Une idée trotte dans la tête de Jean-Vincent Placé, soufflée par Pierre Pelouzet, médiateur des entreprises. Il s’interroge sur la possibilité « d’uniformiser toutes les factures. L’Etat définirait une facture unique formatée d’une même manière et avec une logique unique ». Une option que la directrice de l’AIFE écarte à ce stade. « On n’en est pas encore là. La normalisation doit d’abord porter sur le contenu de la facture, c’est-à-dire les données qui la composent. Des travaux européens sont d’ailleurs en cours et devraient aboutir en 2018. Il s’agit pour l’instant de normaliser les relations entre l’Etat et les fournisseurs ».

 

Le service MPS bientôt obligatoire pour les acheteurs de l’Etat ?

 

Par ailleurs, l’équipe facturation électronique de l’AIFE a montré au ministre l’application mobile « Chorus Factures » (suivi des factures déposées) lancée en juin 2015 ainsi que l’utilisation du service « marché public simplifié » (réponse dématérialisée à un marché) possible depuis l’été 2015 sur Place, la plateforme des achats de l’Etat. Place est, en effet, un acteur important dans sa mise en œuvre, car elle représente 50% des consultations MPS. Le gouvernement planche actuellement sur deux projets de décrets pour la mise en œuvre du programme « Dites-le-nous une fois » et pour développer le service MPS, selon le cabinet de Jean-Vincent Placé. Un décret pris en Conseil d’Etat dira qui fait quoi et un décret simple portera notamment le service MPS. « Des réflexions sont en cours pour imposer rapidement le recours au service MPS aux acheteurs de l’Etat et, pour les autres acheteurs publics à échéance différenciée. Le décret devrait être publié en juin ou début juillet au plus tard ». Le ministre est assez optimiste quant au développement des marchés publics simplifiés. « Comme toute innovation, le service MPS connaît sa phase exponentielle suivie d’une stagnation avant de pouvoir exploser ». La SNCF a d’ailleurs rejoint le dispositif en février dernier et va l’officialiser en signant avec Jean-Vincent Placé la charte d’adhésion au service MPS le 9 mai prochain.

 

Bientôt un identifiant unique sur les sites de l’Etat

 

Jean-Vincent Placé est satisfait des travaux menés par l’AIFE. « La réalité de la réforme et de la simplification de l’Etat passe par le numérique, la dématérialisation et le pratico-pratique. L’enjeu est de faire aussi bien, voire mieux, avec moins d’argent dans le contexte actuel des finances publiques.

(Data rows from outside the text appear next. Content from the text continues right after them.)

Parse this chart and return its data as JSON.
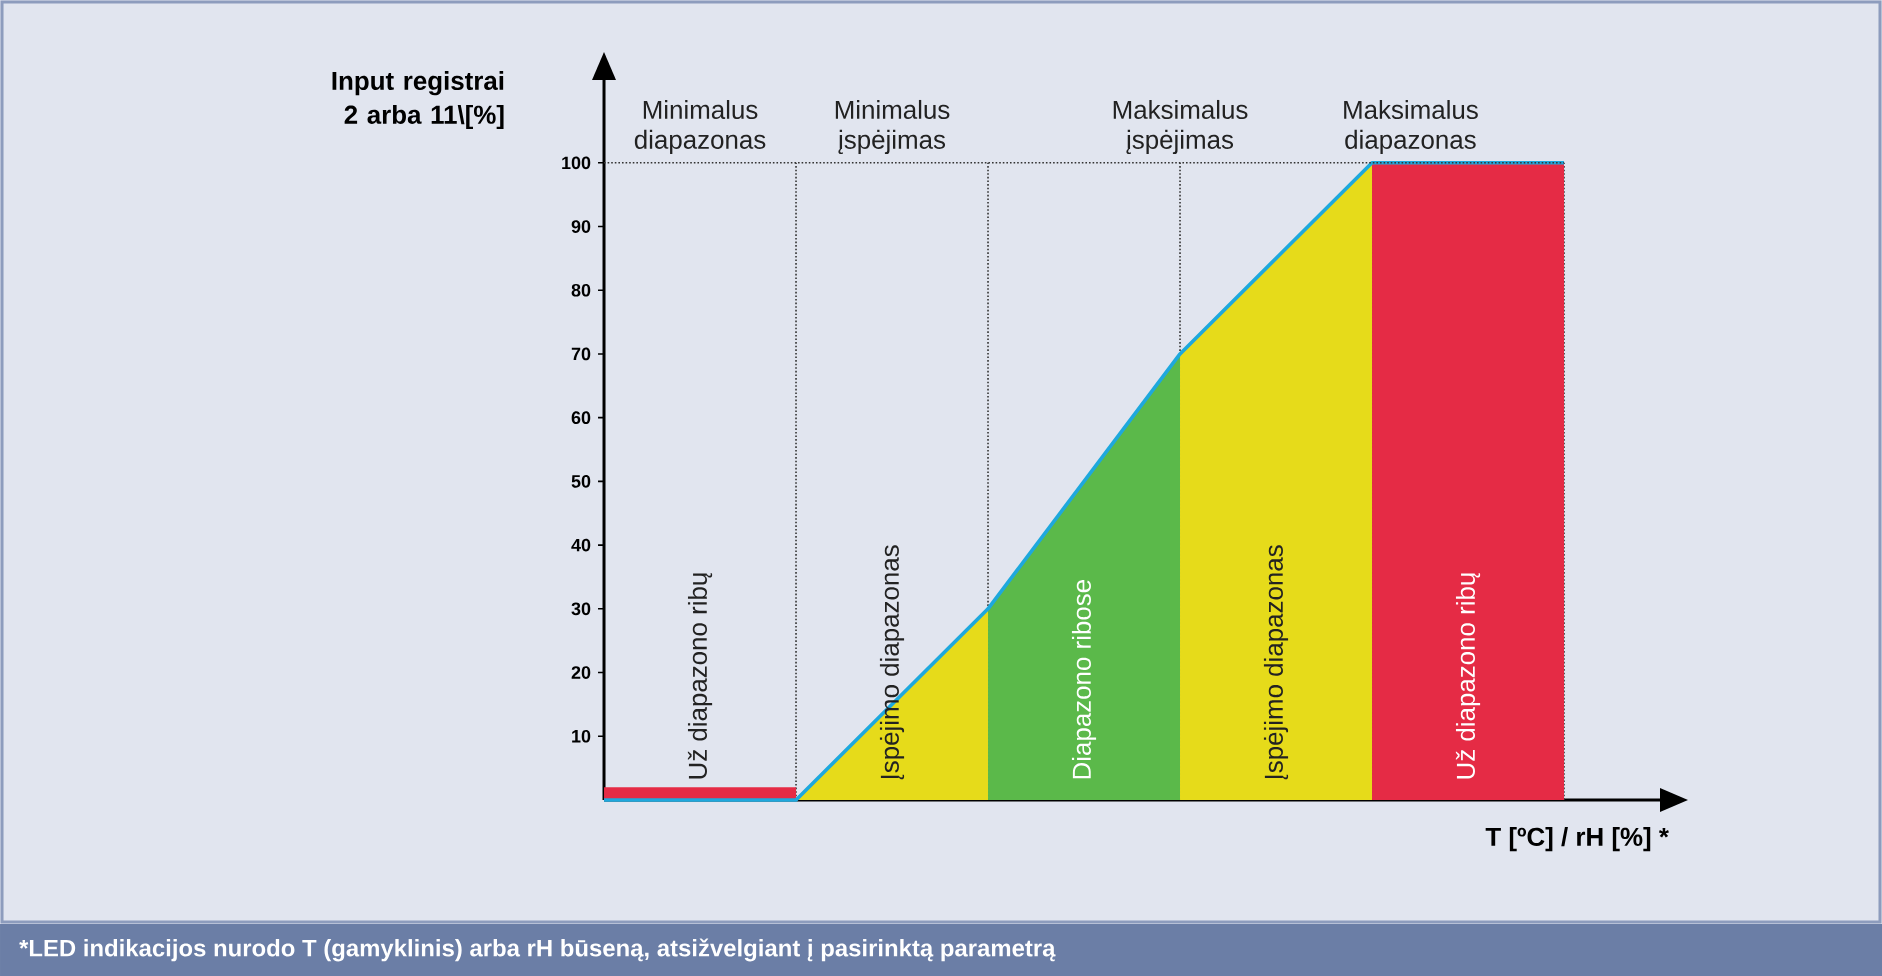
{
  "chart_data": {
    "type": "area",
    "ylabel": "Input registrai 2 arba 11\\[%]",
    "xlabel": "T [ºC] / rH [%] *",
    "categories": [
      null,
      null,
      null,
      null,
      null,
      null
    ],
    "ylim": [
      0,
      113
    ],
    "grid": "x",
    "yticks": [
      10,
      20,
      30,
      40,
      50,
      60,
      70,
      80,
      90,
      100
    ],
    "series": [
      {
        "color": "#e52b45",
        "values": [
          2,
          2,
          null,
          null,
          null,
          null
        ]
      },
      {
        "color": "#e6db1a",
        "values": [
          null,
          0,
          30,
          null,
          null,
          null
        ]
      },
      {
        "color": "#5bb94a",
        "values": [
          null,
          null,
          30,
          70,
          null,
          null
        ]
      },
      {
        "color": "#e6db1a",
        "values": [
          null,
          null,
          null,
          70,
          100,
          null
        ]
      },
      {
        "color": "#e52b45",
        "values": [
          null,
          null,
          null,
          null,
          100,
          100
        ]
      },
      {
        "type": "line",
        "color": "#1ea8dd",
        "values": [
          0,
          0,
          30,
          70,
          100,
          100
        ]
      }
    ],
    "ref_lines": [
      {
        "axis": "y",
        "value": 100,
        "line_style": "dotted",
        "color": "#333333"
      }
    ],
    "annotations": [
      "Minimalus diapazonas",
      "Minimalus įspėjimas",
      "Maksimalus įspėjimas",
      "Maksimalus diapazonas",
      "Už diapazono ribų",
      "Įspėjimo diapazonas",
      "Diapazono ribose",
      "Įspėjimo diapazonas",
      "Už diapazono ribų",
      "*LED indikacijos nurodo T (gamyklinis) arba rH būseną, atsižvelgiant į pasirinktą parametrą"
    ]
  }
}
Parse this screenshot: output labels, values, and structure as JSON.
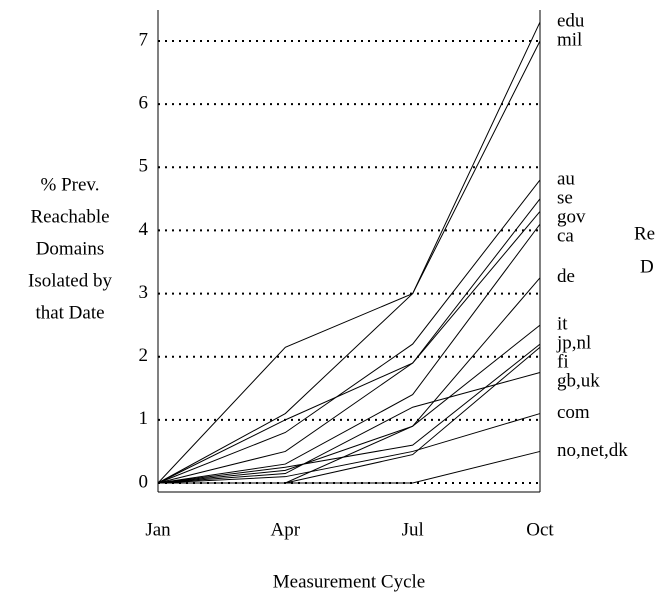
{
  "chart_data": {
    "type": "line",
    "ylabel": [
      "% Prev.",
      "Reachable",
      "Domains",
      "Isolated by",
      "that Date"
    ],
    "xlabel": "Measurement Cycle",
    "annotations": [
      "Re",
      "D"
    ],
    "categories": [
      "Jan",
      "Apr",
      "Jul",
      "Oct"
    ],
    "ylim": [
      0,
      7.5
    ],
    "yticks": [
      0,
      1,
      2,
      3,
      4,
      5,
      6,
      7
    ],
    "grid": true,
    "color": "#000000",
    "series": [
      {
        "name": "edu",
        "values": [
          0,
          2.15,
          3.0,
          7.3
        ]
      },
      {
        "name": "mil",
        "values": [
          0,
          1.1,
          3.0,
          7.0
        ]
      },
      {
        "name": "au",
        "values": [
          0,
          0.8,
          2.2,
          4.8
        ]
      },
      {
        "name": "se",
        "values": [
          0,
          0.5,
          1.9,
          4.5
        ]
      },
      {
        "name": "gov",
        "values": [
          0,
          1.0,
          1.9,
          4.3
        ]
      },
      {
        "name": "ca",
        "values": [
          0,
          0.3,
          1.4,
          4.1
        ]
      },
      {
        "name": "de",
        "values": [
          0,
          0.2,
          0.9,
          3.25
        ]
      },
      {
        "name": "it",
        "values": [
          0,
          0,
          0.9,
          2.5
        ]
      },
      {
        "name": "jp,nl",
        "values": [
          0,
          0.25,
          0.6,
          2.2
        ]
      },
      {
        "name": "fi",
        "values": [
          0,
          0,
          0.45,
          2.15
        ]
      },
      {
        "name": "gb,uk",
        "values": [
          0,
          0.15,
          1.2,
          1.75
        ]
      },
      {
        "name": "com",
        "values": [
          0,
          0.1,
          0.5,
          1.1
        ]
      },
      {
        "name": "no,net,dk",
        "values": [
          0,
          0,
          0,
          0.5
        ]
      }
    ]
  }
}
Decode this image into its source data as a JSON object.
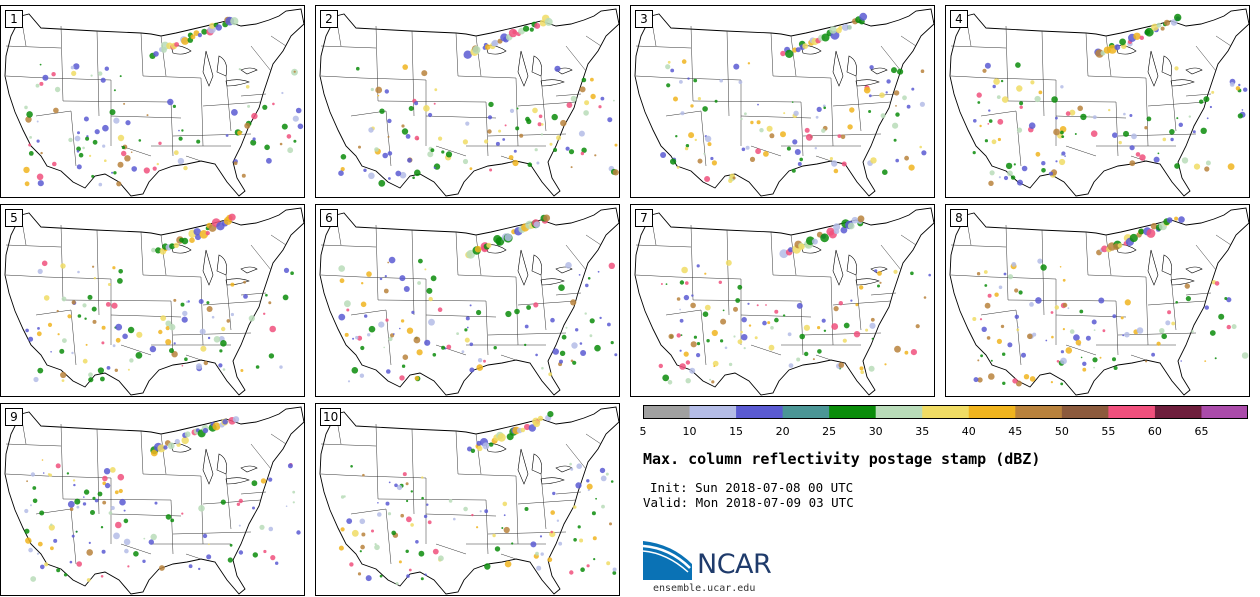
{
  "panels": [
    {
      "label": "1"
    },
    {
      "label": "2"
    },
    {
      "label": "3"
    },
    {
      "label": "4"
    },
    {
      "label": "5"
    },
    {
      "label": "6"
    },
    {
      "label": "7"
    },
    {
      "label": "8"
    },
    {
      "label": "9"
    },
    {
      "label": "10"
    }
  ],
  "legend": {
    "colors": [
      "#a0a0a0",
      "#b4bce6",
      "#5a5ad2",
      "#4b9696",
      "#0a8c0a",
      "#b9dcb9",
      "#f0dc64",
      "#f0b41e",
      "#b9823c",
      "#8c5a3c",
      "#f0507d",
      "#6e1e3c",
      "#aa4baa"
    ],
    "ticks": [
      "5",
      "10",
      "15",
      "20",
      "25",
      "30",
      "35",
      "40",
      "45",
      "50",
      "55",
      "60",
      "65"
    ]
  },
  "title": "Max. column reflectivity postage stamp (dBZ)",
  "init": "Init: Sun 2018-07-08 00 UTC",
  "valid": "Valid: Mon 2018-07-09 03 UTC",
  "logo": {
    "text": "NCAR",
    "url": "ensemble.ucar.edu"
  }
}
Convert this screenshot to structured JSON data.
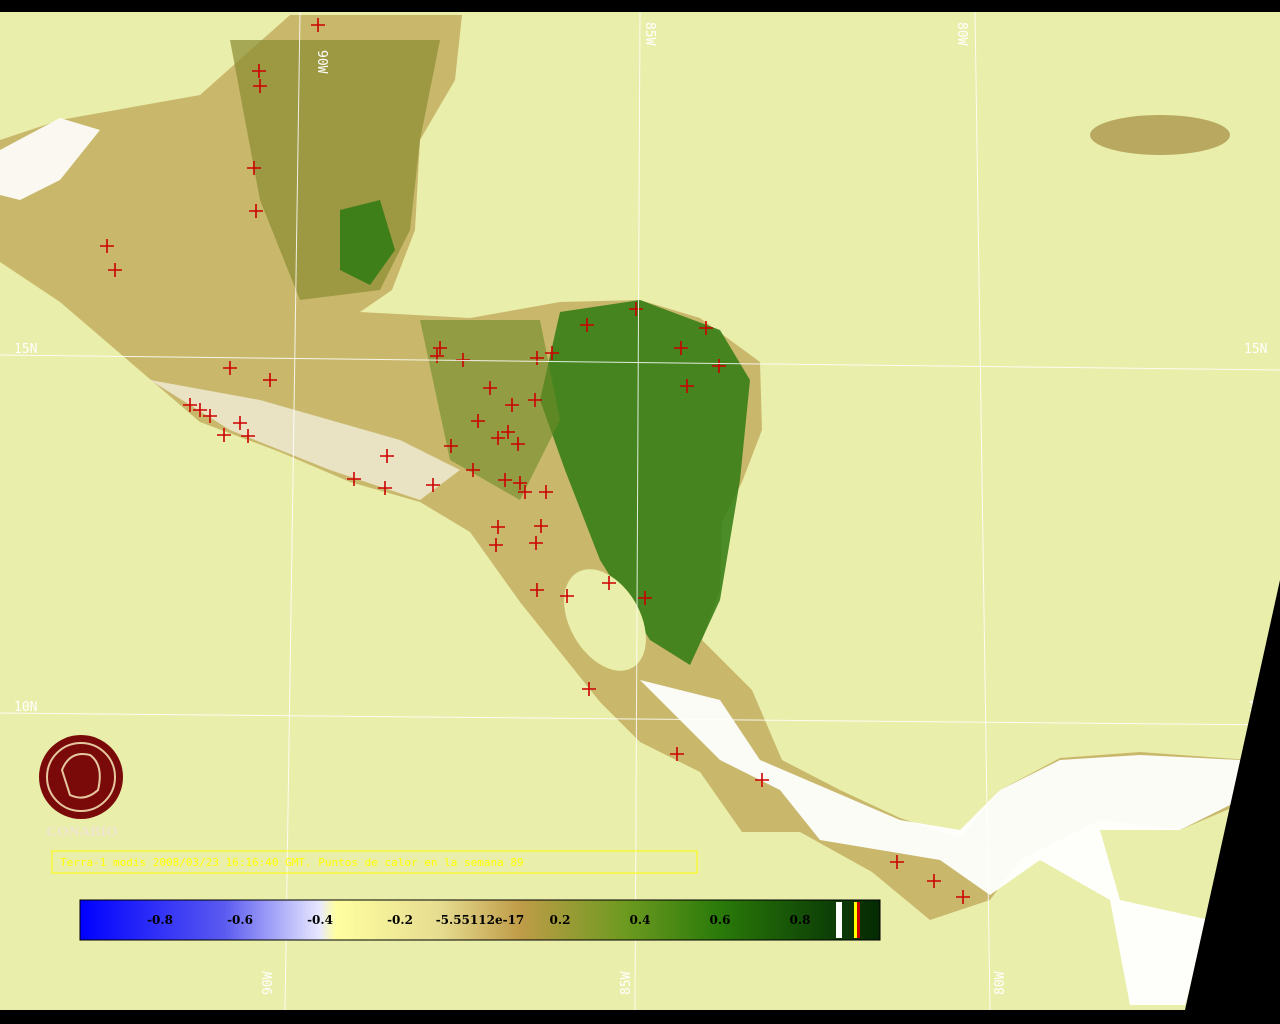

Je constate des outils qui fonctionnent efficacement et qui sont suivis méticuleusement. Mon job est que l’Etat se modernise, qu’il diffuse davantage d’informations aux entreprises et aux usagers ». Le service France Connect est d‘ailleurs en développement et devrait prochainement être opérationnel. Il permettra aux entreprises et aux usagers de s’authentifier sur tous les sites internet de l’Etat avec un identifiant unique. « Chorus sera probablement le premier à le mettre en œuvre et le proposer aux entreprises », a annoncé Régine Diyani.